U.S. Rep. Mario Diaz-Balart (R-Fla.) favors comprehensive immigration reform, but he told Washington Post columnist Greg Sargent yesterday he doubts anything will happen in 2013.
Further, he said the window is closing for action in 2014, due to the upcoming elections. Something would have to happen by February or March, or nothing will happen at all. “I’m hopeful that we can get to it early next year,” Diaz-Balart said. “But I am keenly aware that next year, you start running into the election cycle. If we cannot get it done by early next year, then it’s clearly dead.

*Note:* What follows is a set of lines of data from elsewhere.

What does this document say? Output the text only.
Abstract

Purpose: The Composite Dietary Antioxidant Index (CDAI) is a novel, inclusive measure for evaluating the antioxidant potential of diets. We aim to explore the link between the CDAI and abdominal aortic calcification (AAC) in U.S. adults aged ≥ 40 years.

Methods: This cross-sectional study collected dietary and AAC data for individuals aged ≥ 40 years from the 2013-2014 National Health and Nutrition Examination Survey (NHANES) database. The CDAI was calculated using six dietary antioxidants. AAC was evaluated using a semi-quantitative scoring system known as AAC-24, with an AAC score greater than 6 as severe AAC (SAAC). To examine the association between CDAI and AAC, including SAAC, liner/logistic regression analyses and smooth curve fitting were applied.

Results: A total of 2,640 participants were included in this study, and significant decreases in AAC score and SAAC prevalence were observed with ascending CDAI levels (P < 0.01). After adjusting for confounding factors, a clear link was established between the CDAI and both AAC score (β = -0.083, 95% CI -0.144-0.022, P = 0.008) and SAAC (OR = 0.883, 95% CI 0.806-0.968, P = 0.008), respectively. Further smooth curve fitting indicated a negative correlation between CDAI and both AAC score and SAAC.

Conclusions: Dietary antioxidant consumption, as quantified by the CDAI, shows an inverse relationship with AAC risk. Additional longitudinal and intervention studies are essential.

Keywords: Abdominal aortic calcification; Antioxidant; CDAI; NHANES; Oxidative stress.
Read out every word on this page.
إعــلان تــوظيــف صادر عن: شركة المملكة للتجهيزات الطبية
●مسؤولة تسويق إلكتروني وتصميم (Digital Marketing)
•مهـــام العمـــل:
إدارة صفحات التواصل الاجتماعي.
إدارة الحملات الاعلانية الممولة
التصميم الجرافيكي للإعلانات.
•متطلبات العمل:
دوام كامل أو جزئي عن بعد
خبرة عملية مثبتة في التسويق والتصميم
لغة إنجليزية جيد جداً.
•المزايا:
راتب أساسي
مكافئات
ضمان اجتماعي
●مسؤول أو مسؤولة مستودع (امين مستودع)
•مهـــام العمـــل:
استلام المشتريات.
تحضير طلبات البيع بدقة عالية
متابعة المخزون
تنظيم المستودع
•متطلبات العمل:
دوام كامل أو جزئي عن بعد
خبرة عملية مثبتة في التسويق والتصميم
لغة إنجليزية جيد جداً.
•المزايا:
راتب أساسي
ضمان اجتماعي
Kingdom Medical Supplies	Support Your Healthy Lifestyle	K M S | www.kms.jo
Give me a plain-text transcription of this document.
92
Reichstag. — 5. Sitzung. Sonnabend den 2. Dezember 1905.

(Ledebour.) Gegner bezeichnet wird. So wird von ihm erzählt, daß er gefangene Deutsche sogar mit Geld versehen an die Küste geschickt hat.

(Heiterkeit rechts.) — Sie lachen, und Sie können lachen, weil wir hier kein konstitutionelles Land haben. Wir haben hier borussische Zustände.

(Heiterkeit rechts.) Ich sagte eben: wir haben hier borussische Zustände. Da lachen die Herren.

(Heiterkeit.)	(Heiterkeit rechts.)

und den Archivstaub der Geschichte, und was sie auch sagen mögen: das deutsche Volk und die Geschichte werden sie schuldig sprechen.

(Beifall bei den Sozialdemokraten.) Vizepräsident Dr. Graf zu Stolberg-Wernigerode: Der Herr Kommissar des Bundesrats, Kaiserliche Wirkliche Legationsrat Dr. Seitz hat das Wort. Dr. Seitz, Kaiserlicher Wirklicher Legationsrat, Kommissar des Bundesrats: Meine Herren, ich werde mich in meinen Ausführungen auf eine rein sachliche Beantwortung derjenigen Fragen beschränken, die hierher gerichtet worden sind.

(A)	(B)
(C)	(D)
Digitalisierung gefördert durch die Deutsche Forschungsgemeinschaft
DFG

It flatlines.”
The problem is the refusal of House leadership to allow a vote on a comprehensive bill, which many observers believe would pass if voted upon. The U.S. Senate has already passed a bipartisan bill, but the more conservative House is leery of anything that could be labeled as “amnesty” for millions of undocumented workers already in the United States.
U.S. Rep. Kurt Schrader (D-Ore.) told OAN members earlier this week that what’s in the Senate bill hardly qualifies as amnesty. It requires a lengthy wait, as well as fines, for anyone applying for legal status. “It’s pretty onerous,” he said. “I don’t know how you call that amnesty.” But to some, anything short of deportation is amnesty. “On the House side, (immigration) is a tough issue,” Schrader said. “There’s absolutely no buzz about (moving a bill forward) right now.”